Manaus - O que pode parecer uma simples partida de jogo para relaxar ou se divertir pode, em muitos casos, levar à perda de controle sobre o tempo e a rotina. A psicóloga Maria do Carmo Lopes, especialista em saúde mental, alerta que a dependência de jogos digitais pode prejudicar relações sociais, desempenho acadêmico, produtividade no trabalho e cuidados pessoais.
De acordo com a 13ª edição da Pesquisa Game Brasil (PGB) de 2026, o consumo de jogos digitais está crescendo no Brasil, com três em cada quatro brasileiros adotando esse hábito. Essa realidade abrange não apenas os adolescentes, mas também a geração Z e os Millennials, que lideram a prática, enquanto quase metade dos Baby Boomers também se dedica a jogar.
Maria do Carmo Lopes enfatiza que um dos principais critérios para identificar a dependência em jogos é observar o impacto que eles têm na rotina diária. Mudanças de comportamento, alteração de humor e problemas de saúde física podem ser indícios de que a relação com os games não está equilibrada. Sinais como o afastamento de amigos e familiares, dificuldades escolares e diminuição da produtividade no trabalho são alarmantes.
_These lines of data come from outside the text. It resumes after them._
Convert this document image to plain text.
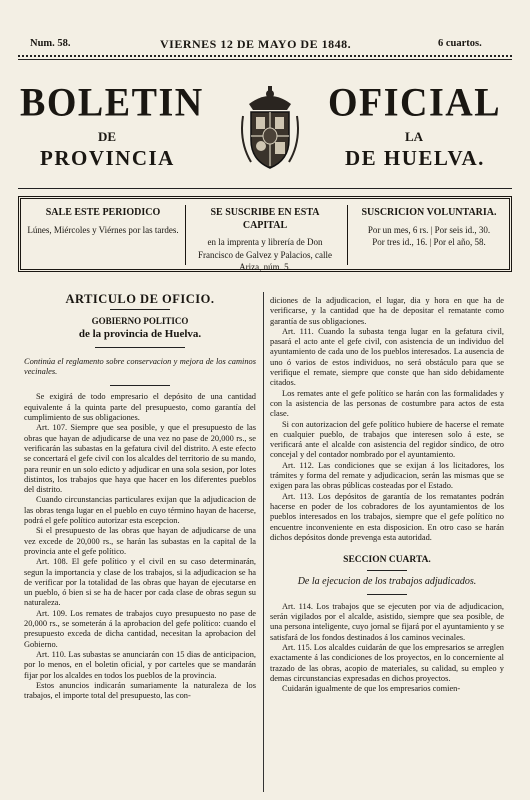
Num. 58.	VIERNES 12 DE MAYO DE 1848.	6 cuartos.
BOLETIN	OFICIAL
DE	LA
PROVINCIA	DE HUELVA.
SALE ESTE PERIODICO
Lúnes, Miércoles y Viérnes por las tardes.
SE SUSCRIBE EN ESTA CAPITAL
en la imprenta y librería de Don Francisco de Galvez y Palacios, calle Ariza, núm. 5.
SUSCRICION VOLUNTARIA.
Por un mes, 6 rs. | Por seis id., 30.
Por tres id., 16. | Por el año, 58.
ARTICULO DE OFICIO.
GOBIERNO POLITICO
de la provincia de Huelva.

Continúa el reglamento sobre conservacion y mejora de los caminos vecinales.

Se exigirá de todo empresario el depósito de una cantidad equivalente á la quinta parte del presupuesto, como garantía del cumplimiento de sus obligaciones.

Art. 107. Siempre que sea posible, y que el presupuesto de las obras que hayan de adjudicarse de una vez no pase de 20,000 rs., se verificarán las subastas en la gefatura civil del distrito. A este efecto se concertará el gefe civil con los alcaldes del territorio de su mando, para reunir en un solo edicto y adjudicar en una sola sesion, por lotes distintos, los trabajos que haya que hacer en los diferentes pueblos del distrito.

Cuando circunstancias particulares exijan que la adjudicacion de las obras tenga lugar en el pueblo en cuyo término hayan de hacerse, podrá el gefe político autorizar esta escepcion.

Si el presupuesto de las obras que hayan de adjudicarse de una vez excede de 20,000 rs., se harán las subastas en la capital de la provincia ante el gefe político.

Art. 108. El gefe político y el civil en su caso determinarán, segun la importancia y clase de los trabajos, si la adjudicacion se ha de verificar por la totalidad de las obras que hayan de ejecutarse en un pueblo, ó bien si se ha de hacer por cada clase de obras segun su naturaleza.

Art. 109. Los remates de trabajos cuyo presupuesto no pase de 20,000 rs., se someterán á la aprobacion del gefe político: cuando el presupuesto exceda de dicha cantidad, necesitan la aprobacion del Gobierno.

Art. 110. Las subastas se anunciarán con 15 dias de anticipacion, por lo menos, en el boletin oficial, y por carteles que se mandarán fijar por los alcaldes en todos los pueblos de la provincia.

Estos anuncios indicarán sumariamente la naturaleza de los trabajos, el importe total del presupuesto, las con-

diciones de la adjudicacion, el lugar, dia y hora en que ha de verificarse, y la cantidad que ha de depositar el rematante como garantía de sus obligaciones.

Art. 111. Cuando la subasta tenga lugar en la gefatura civil, pasará el acto ante el gefe civil, con asistencia de un individuo del ayuntamiento de cada uno de los pueblos interesados. La ausencia de uno ó varios de estos individuos, no será obstáculo para que se verifique el remate, siempre que conste que han sido debidamente citados.

Los remates ante el gefe político se harán con las formalidades y con la asistencia de las personas de costumbre para actos de esta clase.

Si con autorizacion del gefe político hubiere de hacerse el remate en cualquier pueblo, de trabajos que interesen solo á este, se verificará ante el alcalde con asistencia del regidor síndico, de otro concejal y del contador nombrado por el ayuntamiento.

Art. 112. Las condiciones que se exijan á los licitadores, los trámites y forma del remate y adjudicacion, serán las mismas que se exigen para las obras públicas costeadas por el Estado.

Art. 113. Los depósitos de garantía de los rematantes podrán hacerse en poder de los cobradores de los ayuntamientos de los pueblos interesados en los trabajos, siempre que el gefe político no encuentre inconveniente en esta disposicion. En otro caso se harán dichos depósitos donde prevenga esta autoridad.

SECCION CUARTA.
De la ejecucion de los trabajos adjudicados.

Art. 114. Los trabajos que se ejecuten por via de adjudicacion, serán vigilados por el alcalde, asistido, siempre que sea posible, de una persona inteligente, cuyo jornal se fijará por el ayuntamiento y se satisfará de los fondos destinados á los caminos vecinales.

Art. 115. Los alcaldes cuidarán de que los empresarios se arreglen exactamente á las condiciones de los proyectos, en lo concerniente al trazado de las obras, acopio de materiales, su calidad, su empleo y demas circunstancias expresadas en dichos proyectos.

Cuidarán igualmente de que los empresarios comien-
A psicóloga também destaca que a negligência pessoal é um aspecto crítico a ser considerado. Comportamentos como descuidar da higiene, alterar o ciclo de sono para jogar e relaxar com a alimentação devem ser observados. Além disso, a irritabilidade e a ansiedade que surgem quando a pessoa precisa parar de jogar são sinais preocupantes de dependência.
Embora a dependência em jogos seja frequentemente associada aos jovens, adultos também podem ser afetados. Para aqueles com 40 ou 50 anos, os jogos muitas vezes servem como uma fuga de conflitos pessoais e estresse. A psicóloga alerta que o impacto na saúde mental pode ser diferente entre as gerações, sendo mais silencioso em adultos. Ela recomenda que, em casos de dependência severa, a psicoterapia é essencial para abordar não apenas a redução do tempo em telas, mas também as questões subjacentes que levam a esse comportamento.